As to illness, his Honour said:
69 A cursory analysis of section 269–35 will show that it
is difficult for a director to afford him or herself of its protection.
To
establish the defence, it must be established that, because of illness:
(1) during the entire relevant period;
(2) the director did not take part in the management of the
company; and
(3) it was unreasonable to expect the director to take such
part.
70 While the evidence of Mr Snell’s illness is clear and
uncontradicted, it cannot be said that at all times since 30 June
2012, he did
not take part in the management of the Company. Earlier in these Reasons, I have
dealt with instances of Mr Snell’s
clear involvement in the management of
the Company in the relevant period.
71 It will be recalled that Mr Snell did not choose to cease
his involvement in the affairs of the Company. While he took steps,
in an
attempt to separate certain of his business interests from Mr Ireland’s,
with a view to no longer being involved in the
Restaurant business, he did not
resign as a director of the Company. This, as I have indicated, was a considered
commercial decision
on his part.
72 Mr Snell also continued to stoically operate his other
business during this time, albeit with some practical alterations to
his
business lifestyle, which would better accommodate his fluctuating health.

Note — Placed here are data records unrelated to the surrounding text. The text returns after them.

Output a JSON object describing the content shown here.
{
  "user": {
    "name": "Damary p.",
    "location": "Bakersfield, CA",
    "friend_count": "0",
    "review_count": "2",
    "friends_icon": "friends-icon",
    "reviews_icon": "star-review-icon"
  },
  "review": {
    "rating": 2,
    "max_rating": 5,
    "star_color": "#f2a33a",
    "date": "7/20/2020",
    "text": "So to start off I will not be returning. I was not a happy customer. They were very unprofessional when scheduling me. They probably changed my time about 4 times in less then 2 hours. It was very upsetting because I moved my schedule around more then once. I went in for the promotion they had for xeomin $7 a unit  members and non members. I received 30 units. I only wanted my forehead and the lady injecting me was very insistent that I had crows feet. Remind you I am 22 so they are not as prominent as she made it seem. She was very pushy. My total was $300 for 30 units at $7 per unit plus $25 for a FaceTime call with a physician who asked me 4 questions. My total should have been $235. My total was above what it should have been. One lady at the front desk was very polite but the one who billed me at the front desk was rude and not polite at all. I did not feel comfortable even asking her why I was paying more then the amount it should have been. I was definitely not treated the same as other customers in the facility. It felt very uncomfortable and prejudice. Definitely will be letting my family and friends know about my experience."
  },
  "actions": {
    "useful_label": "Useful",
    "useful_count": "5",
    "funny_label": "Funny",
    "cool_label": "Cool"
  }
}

73 Thus, I do not see that it is arguable that he did not take
part in the management of the Company during the relevant period;
and in any
event, his involvement in his other businesses over the period demonstrates
that, to the extent to which it could be said
that he did not take part in the
management of the Company, it would not be unreasonable to expect him to do
so.
- As
to “some other good reason”, his Honour
concluded:
82 As I previously indicated, I do not accept that Mr Snell was
in any relevant sense excluded from the business. As to the Separation
Agreement, on the authorities to which I have referred, the Separation Agreement
could not afford a “good reason”. Holton is but one example
demonstrating this conclusion. In any event, as I have indicated, the
proposition that the Separation Agreement
resulted in Mr Snell, by arrangement,
taking no further part in the management of the Company’s affairs,
misstates its effect.
The Separation Agreement, far from providing a “good
reason” for non-participation in the Company’s affairs, was
in fact
an act which was inconsistent with Mr Snell no longer taking part in the
management of the Company. As I have indicated,
the manner in which the
Separation Agreement was carried into effect, had precisely the opposite effect
– Mr Snell decided
to stay on as a director of the Company, and be
involved in its management.
- The
notion of taking part in the management of a company generally comprehends
management activity by a person, such as a director,
having a decision-making
role in the company as a whole. In this context, “management” means
the type of managerial role
that a director performs; it does not necessarily
involve the day-to-day supervision of the business. It is through participation
in management that a director is able to ensure that a company meets its
obligations.[22]
- The
defence provided by s 269-35(1) requires that the director did not participate
in management of the company at the relevant time
because of illness or some
other good reason on account of which it was unreasonable to expect the director
to participate in management.
Although it is sometimes not unhelpful to break
down the situation described by s 269-35(1) into its various component phrases,
this
should not detract from consideration of the provision as a whole. As a
whole, the provision contemplates the circumstance that the
director does not,
and could not reasonably have been expected to, participate in management,
because of illness or some other good
reason. Essentially, this envisages a
situation in which, though nominally remaining in office as a director, the
relevant director
does not participate in management because of illness or
another good reason. In short, it involves justifiable non-participation
in
management, against the backdrop that it is the obligation of a director to
participate in management of the company, and a director
is not entitled to
choose not to participate.[23] It is
unsurprising that, against that backdrop, the defence is not easily
established.[24] The defence means
that a director who justifiably does not participate in management is not
responsible for the Company’s default.
Broadly it has two components:
first, that the director does not participate in management at any
relevant time, and secondly, that it would have been unreasonable to
expect him to do so either because of illness or for some other good reason.
Thus if, despite
even serious illness, the director continues to participate in
management, the defence is not available.
The period to which the
defence applies (grounds 12, 13 and 14)
- The
primary judge said:
The Relevant Period
66 Mr Ipp submits that the relevant period for the statutory
defences is between the Due Date in each case (as defined in the TAA)
and the
expiry of the DPNs issued by the Commissioner. The closing date for the period
was said to arise from the decision of Handley
JA in Canty v Deputy
Commissioner of Taxation (2005) 63 NSWLR 152. This led to the submission
that the relevant period in respect of both PAYG and SGC instalments, was the
period
of 30 June 2012 to 2 September 2014.
67 Ms Gatland, who appeared for the Commissioner, suggested
that the range of dates was 30 June 2012 but ongoing.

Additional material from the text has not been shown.